Log Review¶
This document highlights the risks that can be mitigated by regularly reviewing logs and makes concrete recommendations on how to do log review.
Relevant Regulations¶
GDPR¶
Taking into account the state of the art, the costs of implementation and the nature, scope, context and purposes of processing as well as the risk of varying likelihood and severity for the rights and freedoms of natural persons, the controller and the processor shall implement appropriate technical and organisational measures to ensure a level of security appropriate to the risk, including inter alia as appropriate: [...] a process for regularly testing, assessing and evaluating the effectiveness of technical and organisational measures for ensuring the security of the processing.
Swedish Patient Data Law¶
Note
This regulation is only available in Swedish. To avoid confusion, we decided not to produce an unofficial translation.
2 § Vårdgivaren ska genom ledningssystemet säkerställa att [...] 4. åtgärder kan härledas till en användare (spårbarhet) i informationssystem som är helt eller delvis automatiserade.
Mapping to ISO 27001 Controls¶
- A.12.4.1 "Event Logging"
- A.12.4.3 "Administrator and Operator Logs"
Purpose¶
Welkin captures application logs and audit logs in a tamper-proof logging environment, which we call the Management Cluster. By "tamper-proof", we mean that even a complete compromise of production infrastructure does not allow an attacker to erase or change existing log entries, as would be required to hide their activity and avoid suspicion.
Note
Attackers can, however, inject new "weird" logs entries. However, that wouldn't remove their tracks and would only trigger more suspicion.
However, said logs only help with information security if they are regularly reviewed for suspicious activity. Prefer to use logs for catching "unknown unknowns". For known bad failures -- e.g., a Fluentd Pod restarting -- prefer alerts.
Risks¶
Periodically reviewing logs can mitigate the following information security risks:
- Information disclosure: Regularly reviewing logs can reveal an attack attempt or an ongoing attack.
- Downtime: Regularly reviewing logs can reveal misbehaving components (e.g., Pod restarts, various errors) and inform fixes before it leads to downtime.
- Silent corruption: Regularly reviewing logs can reveal data corruption.
How to do log review¶
By review period, we mean the time elapsed since the last review of the logs, e.g., 30 days.
Aim for a review which is both wide and deep. By wide we mean that you should vary the time interval, time point, filters, etc., when reviewing log entries. By deep we mean that you should actually read and try to understand a sample of logs.
- Open up a browser and open the Welkin logs of the cluster you are reviewing. This functionality is currently offered by OpenSearch.
- Search for the following keywords on all indices -- i.e., search over each index pattern -- over the last review period:
error
,failed
,failure
,deny
,denied
,blocked
,invalid
,expired
,unable
,unauthorized
,bad
,401
,403
,500
,unknown
. Sample a few keywords you recently encountered during your work, e.g.,already installed
ornot found
; be creative and unpredictable. - Vary the time point, the time interval, filters, etc.

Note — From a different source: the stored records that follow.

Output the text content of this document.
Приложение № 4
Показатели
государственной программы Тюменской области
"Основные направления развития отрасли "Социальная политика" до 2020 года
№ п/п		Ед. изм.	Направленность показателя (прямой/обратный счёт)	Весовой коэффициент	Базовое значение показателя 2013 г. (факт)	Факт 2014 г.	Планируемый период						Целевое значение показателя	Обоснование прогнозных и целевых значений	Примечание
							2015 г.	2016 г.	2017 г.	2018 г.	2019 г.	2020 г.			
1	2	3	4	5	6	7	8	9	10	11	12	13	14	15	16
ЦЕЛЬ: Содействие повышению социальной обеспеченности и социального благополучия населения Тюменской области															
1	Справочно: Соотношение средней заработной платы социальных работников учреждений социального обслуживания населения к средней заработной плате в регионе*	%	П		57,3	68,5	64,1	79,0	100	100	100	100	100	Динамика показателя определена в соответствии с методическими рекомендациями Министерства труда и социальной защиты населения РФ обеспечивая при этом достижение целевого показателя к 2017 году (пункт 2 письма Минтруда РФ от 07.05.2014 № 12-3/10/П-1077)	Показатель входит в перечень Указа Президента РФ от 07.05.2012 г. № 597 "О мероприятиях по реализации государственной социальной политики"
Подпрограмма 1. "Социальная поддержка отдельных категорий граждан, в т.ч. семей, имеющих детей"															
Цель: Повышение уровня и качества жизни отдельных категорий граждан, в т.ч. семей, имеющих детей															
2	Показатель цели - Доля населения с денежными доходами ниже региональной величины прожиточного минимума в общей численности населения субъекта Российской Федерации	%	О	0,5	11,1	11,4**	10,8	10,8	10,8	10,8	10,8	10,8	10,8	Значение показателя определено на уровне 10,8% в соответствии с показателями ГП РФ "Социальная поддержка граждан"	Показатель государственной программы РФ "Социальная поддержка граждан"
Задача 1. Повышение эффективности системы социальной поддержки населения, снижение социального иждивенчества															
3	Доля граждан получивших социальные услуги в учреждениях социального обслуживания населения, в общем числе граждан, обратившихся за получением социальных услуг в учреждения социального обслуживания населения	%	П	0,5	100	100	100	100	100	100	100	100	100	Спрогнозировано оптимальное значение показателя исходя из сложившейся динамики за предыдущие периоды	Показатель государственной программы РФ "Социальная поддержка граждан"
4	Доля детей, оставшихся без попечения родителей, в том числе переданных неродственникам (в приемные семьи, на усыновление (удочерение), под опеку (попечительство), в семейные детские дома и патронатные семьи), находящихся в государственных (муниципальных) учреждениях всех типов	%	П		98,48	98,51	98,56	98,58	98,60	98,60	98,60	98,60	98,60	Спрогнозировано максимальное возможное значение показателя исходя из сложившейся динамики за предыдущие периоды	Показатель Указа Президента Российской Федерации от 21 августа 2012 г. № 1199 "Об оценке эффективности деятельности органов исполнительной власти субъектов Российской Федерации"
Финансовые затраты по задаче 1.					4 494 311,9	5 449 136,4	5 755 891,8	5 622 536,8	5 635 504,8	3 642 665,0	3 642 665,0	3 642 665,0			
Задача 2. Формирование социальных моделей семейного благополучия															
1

- Include the total amount of logs in each log category in your review (set the time interval bigger than retention). Is it the same, significantly less or significantly more logs compared to the last check? If there is a major difference, it could be worth investigating further to figure out why that is.
- Go wide: For each query (index pattern, keyword, timepoint, time interval and filter combination), look at the timeline and see if there is an unexpected increase or decrease in the count of log lines. If you find any, focus your attention on those.
- Go deep: For each query, sample at least 10 log entries, read them and make sure you understand what they mean. Think about the following:
- What are potential causes?
- What are potential implications?
- Time: Do the entries appear periodically or randomly?
- Space: Does a specific component trigger them? Is the entry generated by the platform or the application?
- If anything catches your attention vary the time point, time interval and various filters to understand if the log entry is a risk indicator or not. Look for unknown unknowns. Any failures, especially authentication failures, which feature a significant increase are risk indicators.
- Contact the person owning the component, e.g., the Application Developer or Welkin architect, to better understand if the entry is suspicious or not. Perhaps it is due to a recent change -- as indicated by an operator log -- and indicates no risk.
Log review dashboard¶
There is a dashboard made to get a overview of the log landscape.
Possible resolutions¶
- If you found a suspicious activity, escalate.
- If the log entry is due to a bug in Welkin, file an issue.